Depuis plusieurs années, avec la « crise » et la résolution des patrons et des gouvernements à baisser le coût du travail, les actions qui ont lieu traditionnellement autour des NAO (Négociations annuelles obligatoires) sur les salaires n’ont le plus souvent qu’un caractère symbolique. Or, depuis décembre 2014, on assiste à une multiplication de ces conflits mais surtout à un changement de ton. Aux conflits symboliques s’en ajoutent d’autres de plus grande durée, avec une détermination plus importante et la volonté d’obtenir réellement quelque chose.
La foultitude des luttes
Ainsi, parmi d’autres, chez Leroy-Somer à Angoulême (16), le conflit a duré quasiment un mois de la mi-décembre à la mi-janvier pour un 13e mois et une augmentation de 100 euros. De leur côté, les routiers sont entrés en lutte en décembre et janvier pour 100 euros également, allant pour certains jusqu’à 10 jours de grève. Dans plusieurs usines Rhodia du groupe Solvay, ce sont des grèves de deux fois une semaine, voire plus, en décembre et janvier. Chez Ratier à Figeac (46), le conflit a duré presque deux semaines en janvier pour 70 euros.

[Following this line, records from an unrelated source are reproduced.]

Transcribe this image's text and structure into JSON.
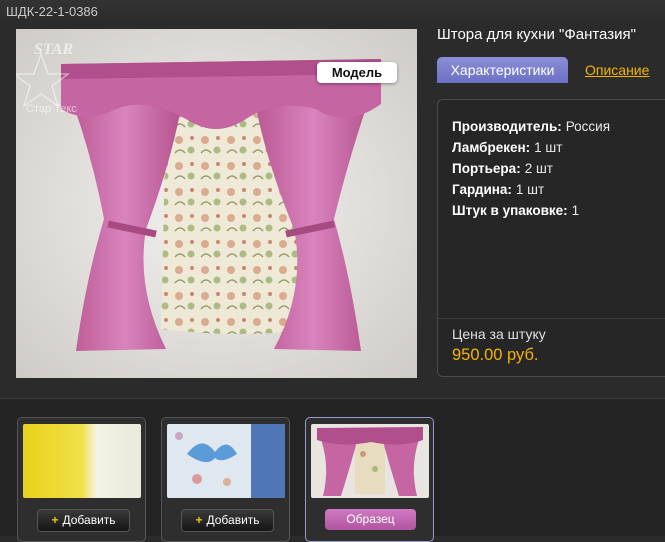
{
  "sku": "ШДК-22-1-0386",
  "product": {
    "title": "Штора для кухни \"Фантазия\"",
    "badge": "Модель",
    "watermark": "STAR Tex Стар Текс"
  },
  "tabs": {
    "specs_label": "Характеристики",
    "description_label": "Описание"
  },
  "specs": [
    {
      "label": "Производитель:",
      "value": "Россия"
    },
    {
      "label": "Ламбрекен:",
      "value": "1 шт"
    },
    {
      "label": "Портьера:",
      "value": "2 шт"
    },
    {
      "label": "Гардина:",
      "value": "1 шт"
    },
    {
      "label": "Штук в упаковке:",
      "value": "1"
    }
  ],
  "price": {
    "label": "Цена за штуку",
    "value": "950.00 руб."
  },
  "thumbnails": [
    {
      "button": "Добавить",
      "plus": "+"
    },
    {
      "button": "Добавить",
      "plus": "+"
    },
    {
      "button": "Образец"
    }
  ],
  "colors": {
    "accent_yellow": "#f4b400",
    "tab_purple": "#7a7fcf",
    "curtain_pink": "#c86aa8",
    "sample_pink": "#c268b3"
  }
}
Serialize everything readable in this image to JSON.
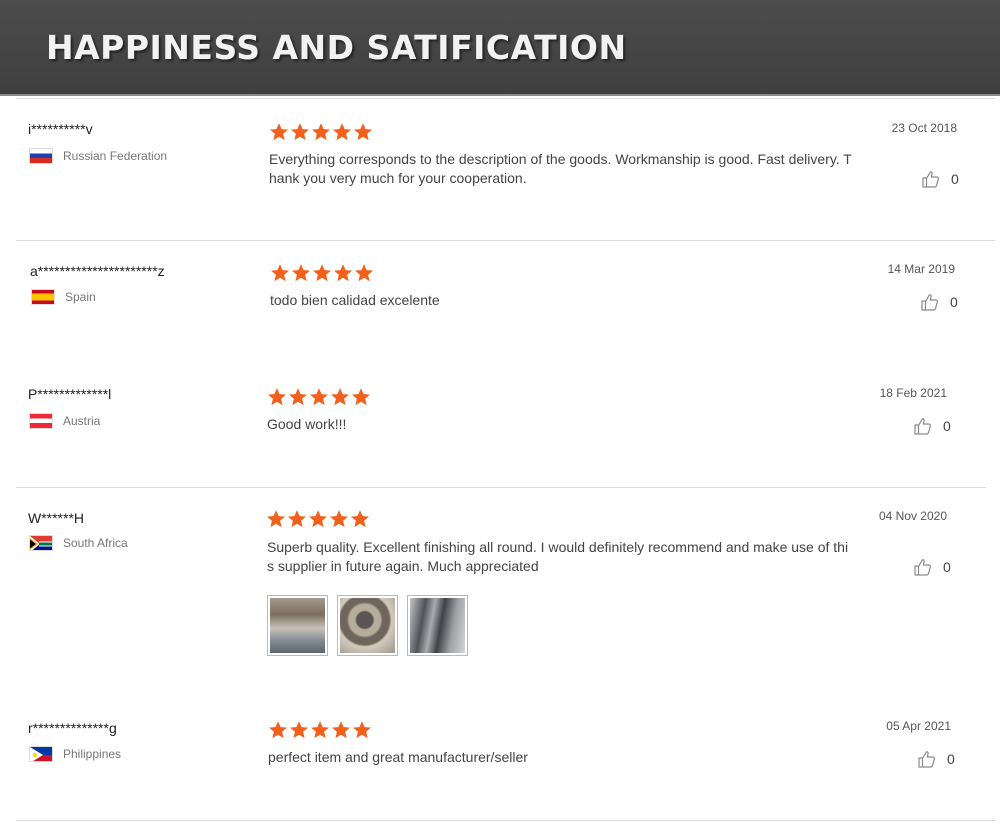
{
  "banner": {
    "title": "HAPPINESS AND SATIFICATION"
  },
  "reviews": [
    {
      "user": "i**********v",
      "country": "Russian Federation",
      "flag": "russia",
      "rating": 5,
      "date": "23 Oct 2018",
      "comment": "Everything corresponds to the description of the goods. Workmanship is good. Fast delivery. Thank you very much for your cooperation.",
      "likes": "0"
    },
    {
      "user": "a**********************z",
      "country": "Spain",
      "flag": "spain",
      "rating": 5,
      "date": "14 Mar 2019",
      "comment": "todo bien calidad excelente",
      "likes": "0"
    },
    {
      "user": "P*************l",
      "country": "Austria",
      "flag": "austria",
      "rating": 5,
      "date": "18 Feb 2021",
      "comment": "Good work!!!",
      "likes": "0"
    },
    {
      "user": "W******H",
      "country": "South Africa",
      "flag": "south-africa",
      "rating": 5,
      "date": "04 Nov 2020",
      "comment": "Superb quality. Excellent finishing all round. I would definitely recommend and make use of this supplier in future again. Much appreciated",
      "likes": "0",
      "photos": [
        "crankshaft-photo-1",
        "crankshaft-photo-2",
        "crankshaft-photo-3"
      ]
    },
    {
      "user": "r**************g",
      "country": "Philippines",
      "flag": "philippines",
      "rating": 5,
      "date": "05 Apr 2021",
      "comment": "perfect item and great manufacturer/seller",
      "likes": "0"
    }
  ],
  "colors": {
    "star": "#f2601c",
    "banner": "#464646"
  }
}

Il y a aussi des conflits de moindre ampleur mais à des endroits où il n’y en a pas eu depuis longtemps. Ainsi le 17 décembre, 600 travailleurs se sont rassemblés à Toyota Onnaing (59) contre le blocage des salaires, ce qui n’était pas arrivé depuis 2011. À Aéroports de Paris, le 12 janvier, 600 salariés ont fait grève pour 4,6 % d’augmentation... ce qui ne s’était pas vu depuis 1988.
Et puis, il y en a une foule d’autres, d’importance variées, dans de très nombreuses professions : des vendeuses des boutiques de la tour Eiffel aux salariés des chantiers navals en passant par les maîtres nageurs, les convoyeurs de fonds, les employés de la MGEN, de la Société générale, d’Amazon, de Jet Aviation, des supermarchés, du bâtiment, de fromageries, de cantines scolaires, etc. auxquels il faudra ajouter le 3 février les enseignants.
Changement de dimension ?
Il faut dire que selon 60 millions de consommateurs, le pouvoir d’achat aurait baissé, en moyenne, de 1 500 euros annuels depuis 2009.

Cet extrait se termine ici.